I have been silent on this blog for a while now as I finish editing my Memoirs that I hope will appear in the next six months or so.

I was invited more than a year ago to write by a publisher who read my translation of my great-granduncle’s Hebrew biography (Avraham Shapira of Petach Tikvah, Israel – 1870-1965), liked my writing and thought I had a good story to tell. I’m calling it From the West to the East – The Memoir of a Liberal American Zionist Rabbi. The result is a mashup of my life in Berkeley, San Francisco, Washington, D.C., Los Angeles, and Israel that focuses on the most “cinematic experiences with broad shoulders” upon which I can hang other experiences and thoughts (my publisher suggested I write the book along these lines). This approach enabled me to focus upon those events, people, and values that made me who I am and drove me to do what I’ve done since I was a little boy, and that might be of interest to those beyond my family and friendship circles.

Revisiting the influence of a number of my most important mentors and models who inspired and touched me, as well as the events that shaped me was illuminating, to say the least, and was a journey into my memories that I believe we all ought to do for ourselves, the generations in our families, and anyone else who may be interested. Each of us has stories to tell, and they are far more interesting than we may think.

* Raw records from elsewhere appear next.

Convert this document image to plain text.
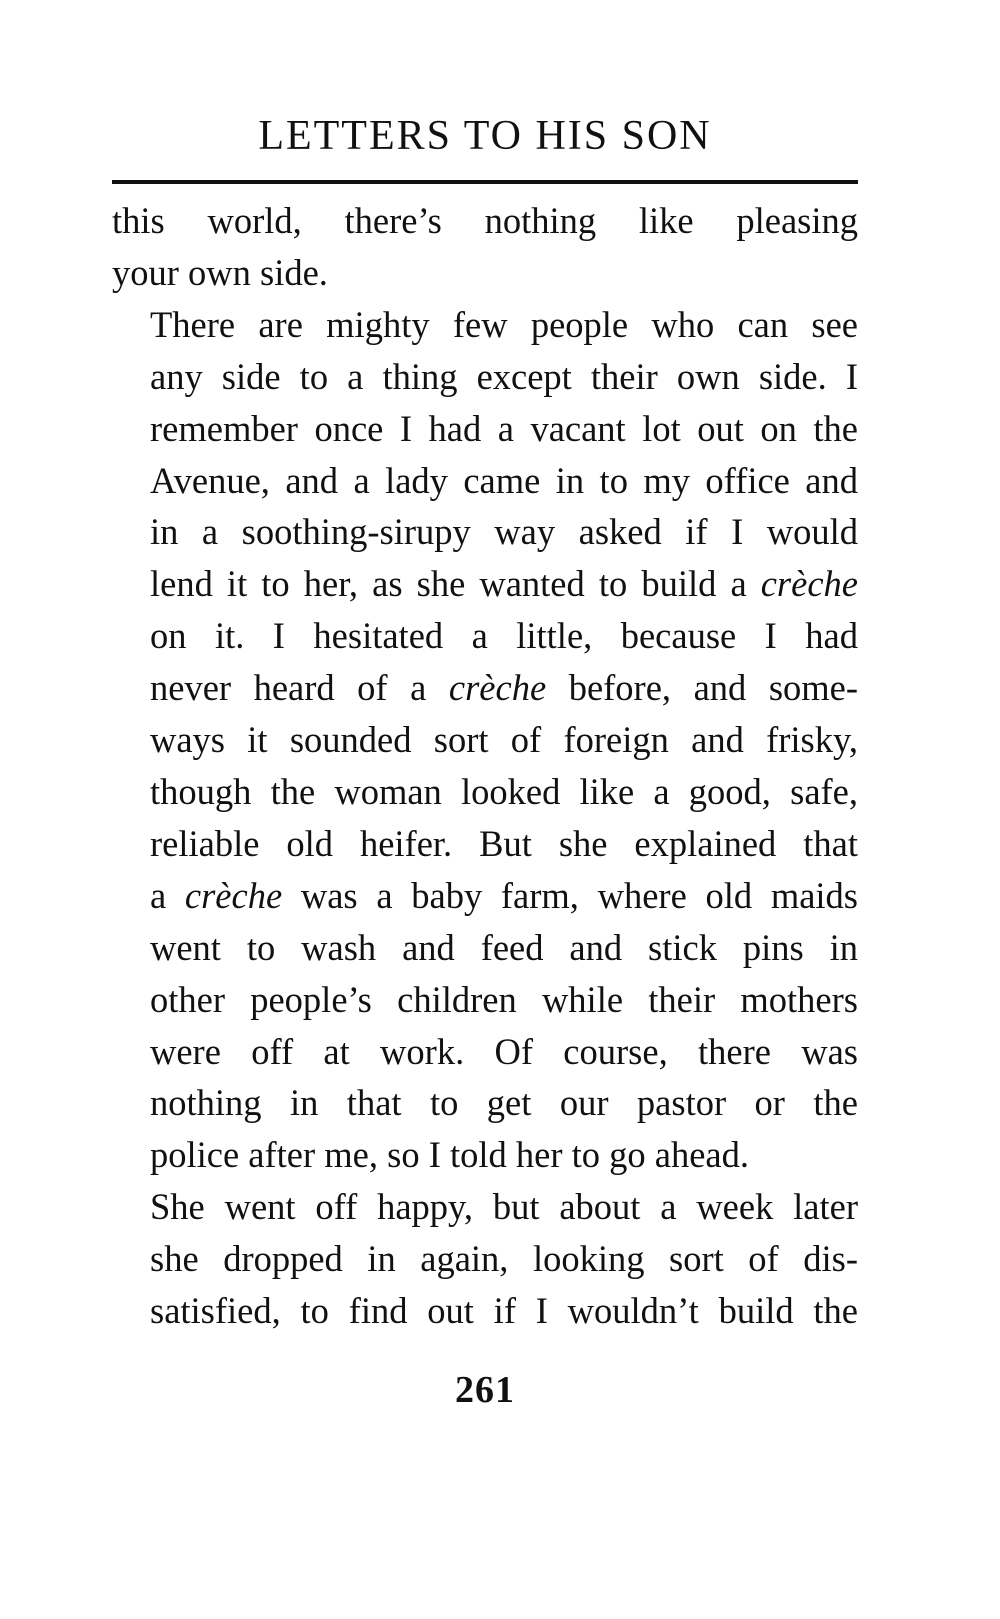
LETTERS TO HIS SON

this world, there’s nothing like pleasing
your own side.

There are mighty few people who can see
any side to a thing except their own side. I
remember once I had a vacant lot out on the
Avenue, and a lady came in to my office and
in a soothing-sirupy way asked if I would
lend it to her, as she wanted to build a crèche
on it. I hesitated a little, because I had
never heard of a crèche before, and some-
ways it sounded sort of foreign and frisky,
though the woman looked like a good, safe,
reliable old heifer. But she explained that
a crèche was a baby farm, where old maids
went to wash and feed and stick pins in
other people’s children while their mothers
were off at work. Of course, there was
nothing in that to get our pastor or the
police after me, so I told her to go ahead.

She went off happy, but about a week later
she dropped in again, looking sort of dis-
satisfied, to find out if I wouldn’t build the

261
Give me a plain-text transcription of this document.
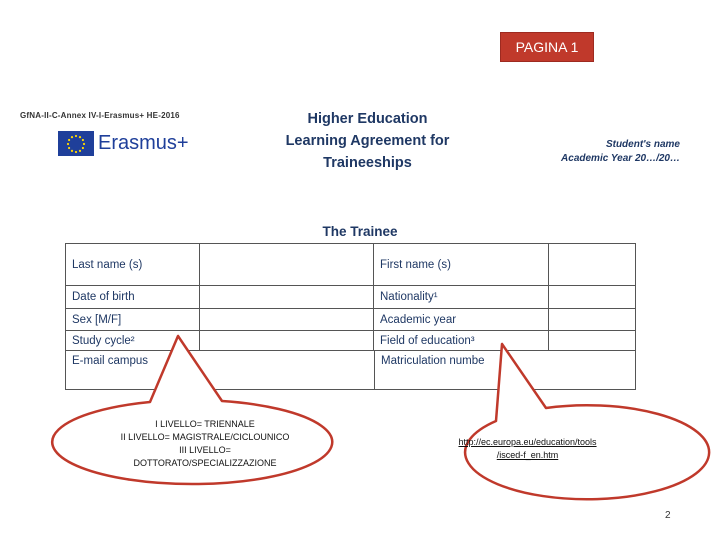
PAGINA 1
GfNA-II-C-Annex IV-I-Erasmus+ HE-2016
Erasmus+
Higher Education
Learning Agreement for
Traineeships
Student's name
Academic Year 20…/20…
The Trainee
Last name (s)	First name (s)
Date of birth	Nationality¹
Sex [M/F]	Academic year
Study cycle²	Field of education³
E-mail campus	Matriculation numbe
I LIVELLO= TRIENNALE
II LIVELLO= MAGISTRALE/CICLOUNICO
III LIVELLO=
DOTTORATO/SPECIALIZZAZIONE
http://ec.europa.eu/education/tools
/isced-f_en.htm
2
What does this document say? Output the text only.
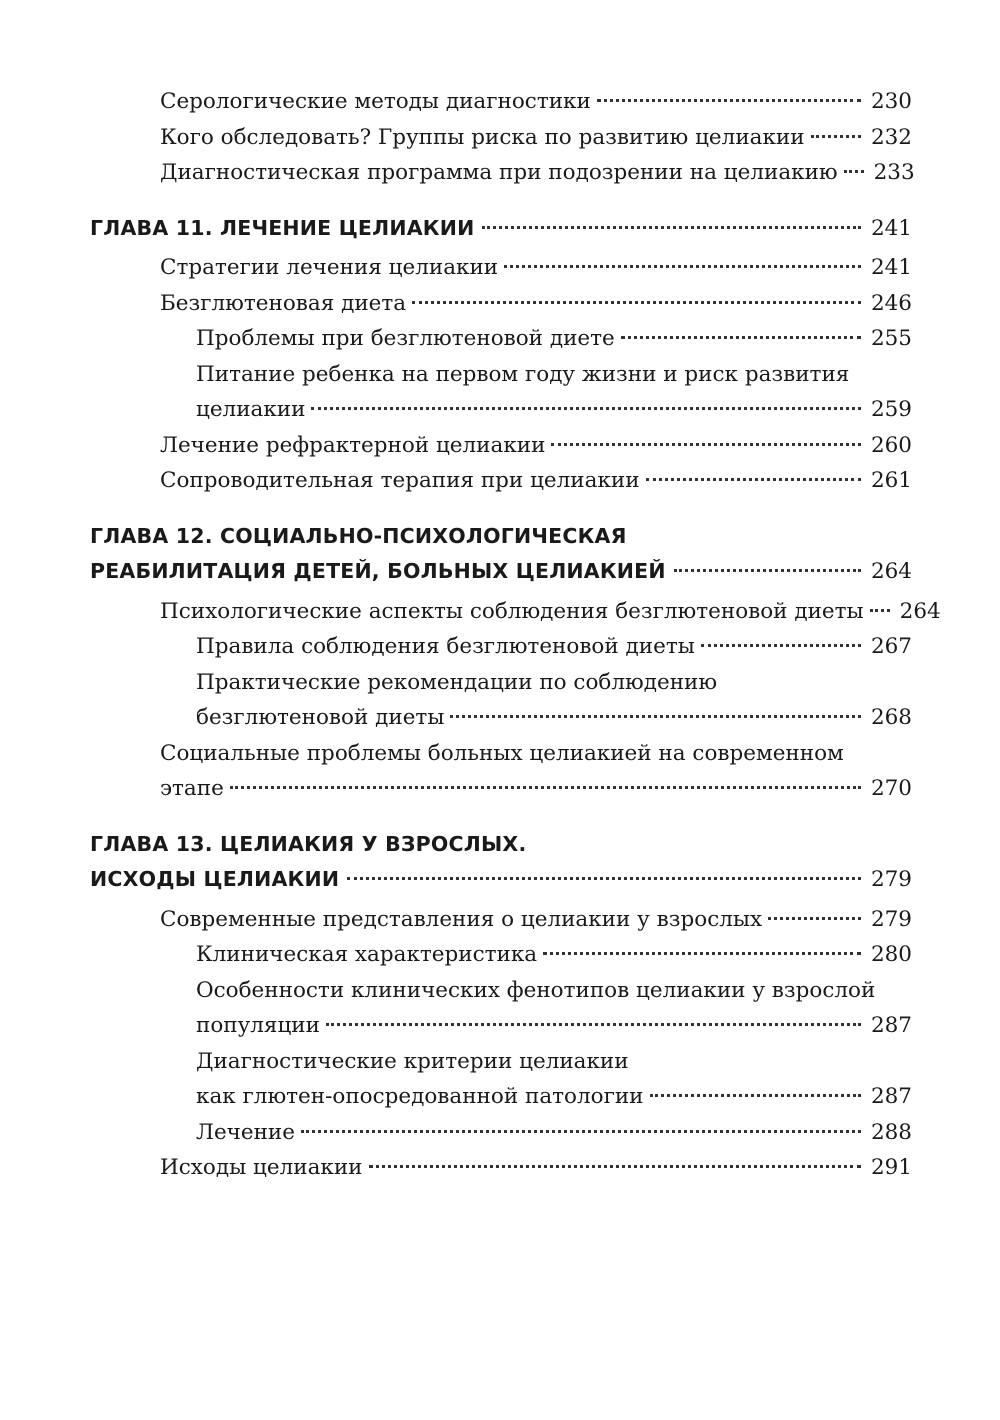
Серологические методы диагностики	230
Кого обследовать? Группы риска по развитию целиакии	232
Диагностическая программа при подозрении на целиакию 233
ГЛАВА 11. ЛЕЧЕНИЕ ЦЕЛИАКИИ	241
Стратегии лечения целиакии	241
Безглютеновая диета	246
Проблемы при безглютеновой диете	255
Питание ребенка на первом году жизни и риск развития
целиакии	259
Лечение рефрактерной целиакии	260
Сопроводительная терапия при целиакии	261
ГЛАВА 12. СОЦИАЛЬНО-ПСИХОЛОГИЧЕСКАЯ
РЕАБИЛИТАЦИЯ ДЕТЕЙ, БОЛЬНЫХ ЦЕЛИАКИЕЙ	264
Психологические аспекты соблюдения безглютеновой диеты 264
Правила соблюдения безглютеновой диеты	267
Практические рекомендации по соблюдению
безглютеновой диеты	268
Социальные проблемы больных целиакией на современном
этапе	270
ГЛАВА 13. ЦЕЛИАКИЯ У ВЗРОСЛЫХ.
ИСХОДЫ ЦЕЛИАКИИ	279
Современные представления о целиакии у взрослых	279
Клиническая характеристика	280
Особенности клинических фенотипов целиакии у взрослой
популяции	287
Диагностические критерии целиакии
как глютен-опосредованной патологии	287
Лечение	288
Исходы целиакии	291
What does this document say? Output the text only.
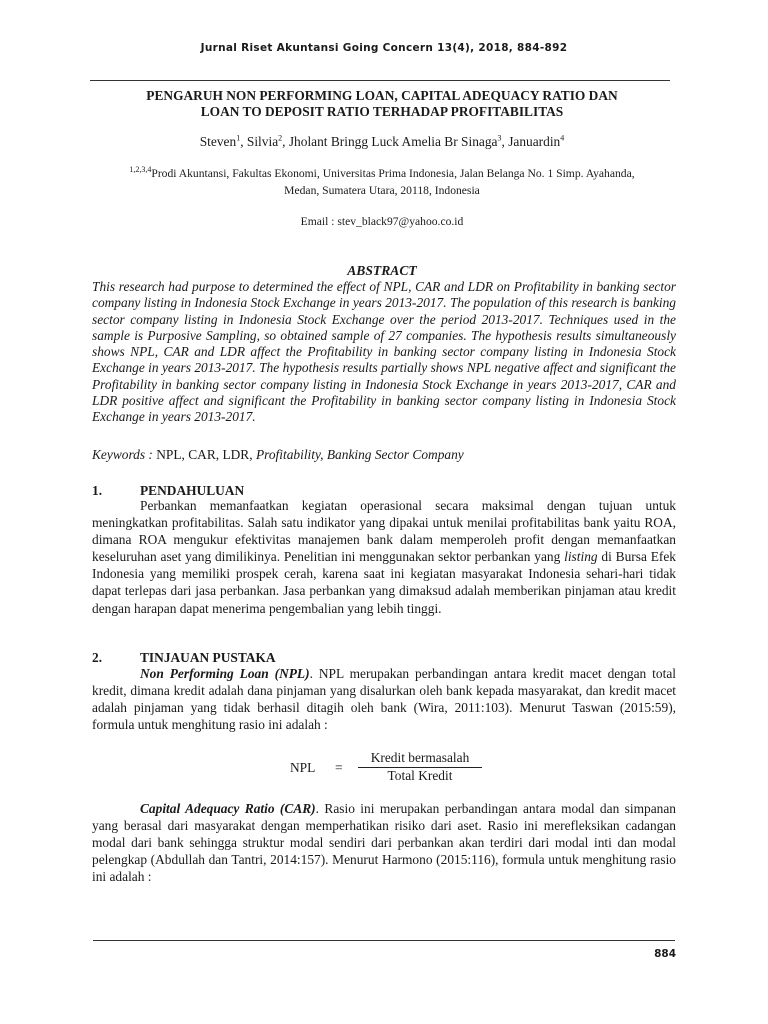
Jurnal Riset Akuntansi Going Concern 13(4), 2018, 884-892
PENGARUH NON PERFORMING LOAN, CAPITAL ADEQUACY RATIO DAN
LOAN TO DEPOSIT RATIO TERHADAP PROFITABILITAS
Steven$^1$, Silvia$^2$, Jholant Bringg Luck Amelia Br Sinaga$^3$, Januardin$^4$
$^{1,2,3,4}$Prodi Akuntansi, Fakultas Ekonomi, Universitas Prima Indonesia, Jalan Belanga No. 1 Simp. Ayahanda,
Medan, Sumatera Utara, 20118, Indonesia
Email : stev_black97@yahoo.co.id
ABSTRACT
This research had purpose to determined the effect of NPL, CAR and LDR on Profitability in banking sector company listing in Indonesia Stock Exchange in years 2013-2017. The population of this research is banking sector company listing in Indonesia Stock Exchange over the period 2013-2017. Techniques used in the sample is Purposive Sampling, so obtained sample of 27 companies. The hypothesis results simultaneously shows NPL, CAR and LDR affect the Profitability in banking sector company listing in Indonesia Stock Exchange in years 2013-2017. The hypothesis results partially shows NPL negative affect and significant the Profitability in banking sector company listing in Indonesia Stock Exchange in years 2013-2017, CAR and LDR positive affect and significant the Profitability in banking sector company listing in Indonesia Stock Exchange in years 2013-2017.
Keywords : NPL, CAR, LDR, Profitability, Banking Sector Company
1.	PENDAHULUAN
Perbankan memanfaatkan kegiatan operasional secara maksimal dengan tujuan untuk meningkatkan profitabilitas. Salah satu indikator yang dipakai untuk menilai profitabilitas bank yaitu ROA, dimana ROA mengukur efektivitas manajemen bank dalam memperoleh profit dengan memanfaatkan keseluruhan aset yang dimilikinya. Penelitian ini menggunakan sektor perbankan yang listing di Bursa Efek Indonesia yang memiliki prospek cerah, karena saat ini kegiatan masyarakat Indonesia sehari-hari tidak dapat terlepas dari jasa perbankan. Jasa perbankan yang dimaksud adalah memberikan pinjaman atau kredit dengan harapan dapat menerima pengembalian yang lebih tinggi.
2.	TINJAUAN PUSTAKA
Non Performing Loan (NPL). NPL merupakan perbandingan antara kredit macet dengan total kredit, dimana kredit adalah dana pinjaman yang disalurkan oleh bank kepada masyarakat, dan kredit macet adalah pinjaman yang tidak berhasil ditagih oleh bank (Wira, 2011:103). Menurut Taswan (2015:59), formula untuk menghitung rasio ini adalah :
NPL =
Kredit bermasalah
Total Kredit
Capital Adequacy Ratio (CAR). Rasio ini merupakan perbandingan antara modal dan simpanan yang berasal dari masyarakat dengan memperhatikan risiko dari aset. Rasio ini merefleksikan cadangan modal dari bank sehingga struktur modal sendiri dari perbankan akan terdiri dari modal inti dan modal pelengkap (Abdullah dan Tantri, 2014:157). Menurut Harmono (2015:116), formula untuk menghitung rasio ini adalah :
884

In my Introduction I quote from Simon Dubnov, an early 20th century Russian-Jewish historian who the Nazis murdered in the Latvian Ghetto of Riga. He said in his native Yiddish: “Yiddin, shreibt und farschreibt – Jews, write it down; write it all down;” also William Faulkner’s adage – “The past is never dead. It’s not even past;” and James Baldwin who wrote the same notion about history – “The great force of history comes from the fact that we carry it within us, are unconsciously controlled by it in many ways, and history is present in all that we do. It could scarcely be otherwise, since it is to history that we owe our frames of reference, our identities, and our aspirations.”

This blog is a teaser before the book is published. I’ll let you know when with hopes that you will consider reading it.